(CNN) — Move over, “Monkey Jesus.” The latest in a series of bizarre art restoration attempts to hit Spain has been spotted in the northern city of Palencia.

A statue on the outside of a building on the city’s historic main street has been left disfigured after a mysterious restorer tried to repair its broken head.

Local artist Antonio Capel noticed the work on Friday and uploaded photos to Facebook that quickly garnered plenty of attention online.

“It looks like a cartoon character,” Capel wrote in the post.

Capel, whose studio is across the road from the statue, told CNN he hasn’t been able to find out who carried out the work, or who commissioned it.

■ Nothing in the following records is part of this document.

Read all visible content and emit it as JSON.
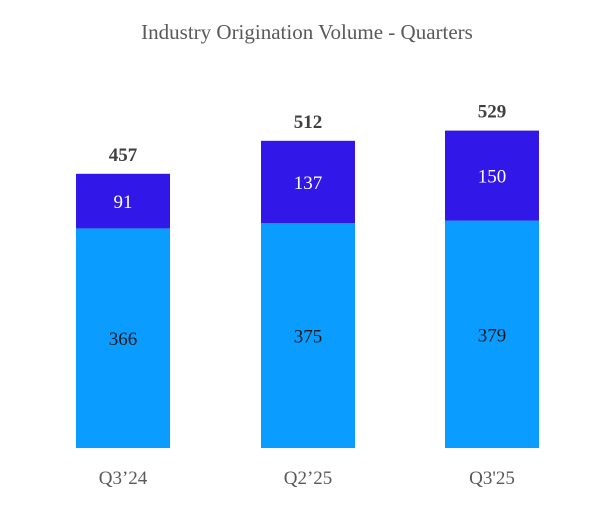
{
  "chart_data": {
    "type": "bar",
    "stacked": true,
    "title": "Industry Origination Volume - Quarters",
    "xlabel": "",
    "ylabel": "",
    "categories": [
      "Q3’24",
      "Q2’25",
      "Q3'25"
    ],
    "series": [
      {
        "values": [
          366,
          375,
          379
        ],
        "color": "#0a9cff"
      },
      {
        "values": [
          91,
          137,
          150
        ],
        "color": "#3118e8"
      }
    ],
    "totals": [
      457,
      512,
      529
    ],
    "ylim": [
      0,
      529
    ],
    "grid": false,
    "legend": "none"
  }
}
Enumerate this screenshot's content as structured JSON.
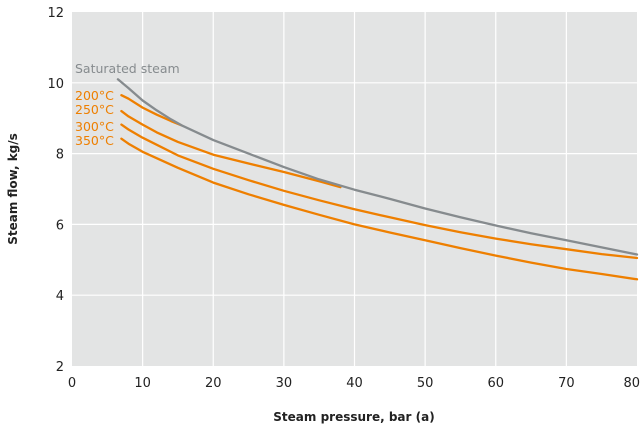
{
  "chart_data": {
    "type": "line",
    "title": "",
    "xlabel": "Steam pressure, bar (a)",
    "ylabel": "Steam flow, kg/s",
    "xlim": [
      0,
      80
    ],
    "ylim": [
      2,
      12
    ],
    "xticks": [
      "0",
      "10",
      "20",
      "30",
      "40",
      "50",
      "60",
      "70",
      "80"
    ],
    "yticks": [
      "2",
      "4",
      "6",
      "8",
      "10",
      "12"
    ],
    "grid": true,
    "background": "#e3e4e4",
    "series": [
      {
        "name": "Saturated steam",
        "color": "#868b8e",
        "points": [
          [
            6.5,
            10.1
          ],
          [
            8,
            9.85
          ],
          [
            10,
            9.5
          ],
          [
            12,
            9.22
          ],
          [
            14,
            8.97
          ],
          [
            15.5,
            8.8
          ],
          [
            20,
            8.38
          ],
          [
            25,
            8.0
          ],
          [
            30,
            7.62
          ],
          [
            35,
            7.27
          ],
          [
            40,
            6.98
          ],
          [
            45,
            6.72
          ],
          [
            50,
            6.45
          ],
          [
            55,
            6.2
          ],
          [
            60,
            5.97
          ],
          [
            65,
            5.75
          ],
          [
            70,
            5.55
          ],
          [
            75,
            5.35
          ],
          [
            80,
            5.15
          ]
        ]
      },
      {
        "name": "200°C",
        "color": "#ee7f00",
        "points": [
          [
            7,
            9.65
          ],
          [
            8,
            9.55
          ],
          [
            10,
            9.3
          ],
          [
            12,
            9.1
          ],
          [
            14,
            8.92
          ],
          [
            15.5,
            8.8
          ]
        ]
      },
      {
        "name": "250°C",
        "color": "#ee7f00",
        "points": [
          [
            7,
            9.2
          ],
          [
            8,
            9.05
          ],
          [
            10,
            8.82
          ],
          [
            12,
            8.6
          ],
          [
            15,
            8.33
          ],
          [
            20,
            7.97
          ],
          [
            25,
            7.72
          ],
          [
            30,
            7.48
          ],
          [
            35,
            7.22
          ],
          [
            38,
            7.05
          ]
        ]
      },
      {
        "name": "300°C",
        "color": "#ee7f00",
        "points": [
          [
            7,
            8.82
          ],
          [
            8,
            8.68
          ],
          [
            10,
            8.45
          ],
          [
            15,
            7.95
          ],
          [
            20,
            7.57
          ],
          [
            25,
            7.25
          ],
          [
            30,
            6.95
          ],
          [
            35,
            6.68
          ],
          [
            40,
            6.43
          ],
          [
            45,
            6.2
          ],
          [
            50,
            5.98
          ],
          [
            55,
            5.78
          ],
          [
            60,
            5.6
          ],
          [
            65,
            5.44
          ],
          [
            70,
            5.3
          ],
          [
            75,
            5.16
          ],
          [
            80,
            5.05
          ]
        ]
      },
      {
        "name": "350°C",
        "color": "#ee7f00",
        "points": [
          [
            7,
            8.42
          ],
          [
            8,
            8.28
          ],
          [
            10,
            8.05
          ],
          [
            15,
            7.6
          ],
          [
            20,
            7.18
          ],
          [
            25,
            6.85
          ],
          [
            30,
            6.55
          ],
          [
            35,
            6.27
          ],
          [
            40,
            6.0
          ],
          [
            45,
            5.77
          ],
          [
            50,
            5.55
          ],
          [
            55,
            5.33
          ],
          [
            60,
            5.12
          ],
          [
            65,
            4.92
          ],
          [
            70,
            4.74
          ],
          [
            75,
            4.6
          ],
          [
            80,
            4.45
          ]
        ]
      }
    ]
  }
}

He said crowds of people have been gathering to take a look at the statue after his photos did the rounds online and were picked up in Spanish media.

Capel told CNN he doesn’t understand why amateur restorers think they can take on these projects, or why those responsible for the artworks authorize the work.

“I don’t understand why they allow it,” Capel told CNN. “It doesn’t seem normal to me.”

Spain’s Professional Association of Conservators and Restorers also spoke out about the work.

“THIS #IsNotRestoration,” the organization tweeted. “It’s a NON-professional intervention.”

Capel believes the attempted restoration is worse than the famous job on a flaking fresco of Jesus on a church wall in the town of Borja in 2012.

Amateur restorer Cecilia Gimenez was widely criticized for her work, but it’s turned into a strange success story.

Not only did the “Monkey Jesus,” as it has become known, cause an internet sensation, it has also drawn visitors to Borja in their thousands.

In 2018, the botched restoration of a 16th-century polychrome statue of St. George in the Church of St. Michael in Estella, a town in the Navarre region, provoked anger among art experts.